# Considered one service



## dogleg (Dec 22, 2008)

Question about multiple service entrance conductors 230.2 .Have 1 set of 250 mcm AL feeding a 200 amp panel and a 1 set of #2 Al feeding a 100 amp disconnect that will feed a transfer switch/optional genny panel.Both sets of conductors originate at a 320 amp meter base and feed underground to the panels located together.According to 230.2 A (4) optional standby systems .Would this be considered a legal installation?

If the # 2 SEC did NOT feed a transfer switch /genny setup ,then it would not be considered one service( as per 230.40 excp.#2) ,only because it would have had to been at least a 1/0 size.

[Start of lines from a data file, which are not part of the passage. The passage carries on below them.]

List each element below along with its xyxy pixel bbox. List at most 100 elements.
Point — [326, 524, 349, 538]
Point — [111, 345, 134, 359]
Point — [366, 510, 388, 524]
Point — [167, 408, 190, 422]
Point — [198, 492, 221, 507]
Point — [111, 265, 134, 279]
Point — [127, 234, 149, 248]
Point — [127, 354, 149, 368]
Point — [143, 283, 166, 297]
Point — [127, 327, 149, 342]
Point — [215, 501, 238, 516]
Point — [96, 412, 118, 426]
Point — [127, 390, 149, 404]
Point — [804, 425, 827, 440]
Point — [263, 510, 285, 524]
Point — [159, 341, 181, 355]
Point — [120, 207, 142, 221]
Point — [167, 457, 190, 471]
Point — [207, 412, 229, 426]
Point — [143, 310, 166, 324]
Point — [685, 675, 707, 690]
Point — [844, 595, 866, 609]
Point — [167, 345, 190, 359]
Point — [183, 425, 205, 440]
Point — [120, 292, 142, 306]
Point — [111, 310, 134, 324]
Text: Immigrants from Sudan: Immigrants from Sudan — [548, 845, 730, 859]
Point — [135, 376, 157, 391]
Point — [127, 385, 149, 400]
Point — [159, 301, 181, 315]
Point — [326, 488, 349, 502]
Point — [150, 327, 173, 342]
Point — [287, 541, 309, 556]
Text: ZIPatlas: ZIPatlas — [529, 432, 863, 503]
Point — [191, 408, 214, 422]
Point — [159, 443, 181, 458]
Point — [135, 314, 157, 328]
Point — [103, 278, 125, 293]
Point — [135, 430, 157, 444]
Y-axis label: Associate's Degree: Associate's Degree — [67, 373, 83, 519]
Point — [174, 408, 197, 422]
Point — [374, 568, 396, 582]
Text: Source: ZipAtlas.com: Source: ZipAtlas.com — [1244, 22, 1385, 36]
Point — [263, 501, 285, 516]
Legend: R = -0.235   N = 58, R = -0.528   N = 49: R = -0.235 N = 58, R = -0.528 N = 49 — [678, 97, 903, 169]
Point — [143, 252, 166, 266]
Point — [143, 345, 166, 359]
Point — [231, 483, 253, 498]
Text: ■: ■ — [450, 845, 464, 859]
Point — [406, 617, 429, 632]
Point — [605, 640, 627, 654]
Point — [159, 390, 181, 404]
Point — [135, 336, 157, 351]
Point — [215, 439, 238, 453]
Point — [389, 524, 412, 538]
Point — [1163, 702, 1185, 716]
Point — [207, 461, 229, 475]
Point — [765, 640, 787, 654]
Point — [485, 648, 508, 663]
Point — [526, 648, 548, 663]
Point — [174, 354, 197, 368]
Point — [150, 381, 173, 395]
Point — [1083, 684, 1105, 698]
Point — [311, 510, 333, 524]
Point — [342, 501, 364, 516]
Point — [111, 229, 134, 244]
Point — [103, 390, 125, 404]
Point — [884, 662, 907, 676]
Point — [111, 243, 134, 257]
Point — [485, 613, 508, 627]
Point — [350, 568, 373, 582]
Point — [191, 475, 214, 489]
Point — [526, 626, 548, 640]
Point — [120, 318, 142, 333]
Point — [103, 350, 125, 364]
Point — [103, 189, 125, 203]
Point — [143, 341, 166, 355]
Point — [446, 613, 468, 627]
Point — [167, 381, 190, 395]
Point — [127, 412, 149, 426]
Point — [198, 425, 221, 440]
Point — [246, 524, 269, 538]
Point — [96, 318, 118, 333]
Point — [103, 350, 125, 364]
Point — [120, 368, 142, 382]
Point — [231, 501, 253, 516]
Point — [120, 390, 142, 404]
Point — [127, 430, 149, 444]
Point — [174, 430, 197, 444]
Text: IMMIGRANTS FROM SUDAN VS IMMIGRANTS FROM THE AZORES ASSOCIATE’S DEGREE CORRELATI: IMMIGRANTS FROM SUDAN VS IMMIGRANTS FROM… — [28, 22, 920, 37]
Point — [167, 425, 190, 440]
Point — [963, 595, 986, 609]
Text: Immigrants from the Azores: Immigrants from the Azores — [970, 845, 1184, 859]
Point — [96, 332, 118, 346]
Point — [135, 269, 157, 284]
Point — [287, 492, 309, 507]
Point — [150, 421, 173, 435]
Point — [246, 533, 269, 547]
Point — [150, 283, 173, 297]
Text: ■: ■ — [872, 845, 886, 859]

Am I understanding this correctly?


----------



## HARRY304E (Sep 15, 2010)

dogleg said:


> Question about multiple service entrance conductors 230.2 .Have 1 set of 250 mcm AL feeding a 200 amp panel and a 1 set of #2 Al feeding a 100 amp disconnect that will feed a transfer switch/optional genny panel.Both sets of conductors originate at a 320 amp meter base and feed underground to the panels located together.According to 230.2 A (4) optional standby systems .Would this be considered a legal installation?
> 
> If the # 2 SEC did NOT feed a transfer switch /genny setup ,then it would not be considered one service( as per 230.40 excp.#2) ,only because it would have had to been at least a 1/0 size.
> 
> Am I understanding this correctly?


Yes because you have less than six service disconnecting means as per 230.40 ex #2.:thumbsup:


----------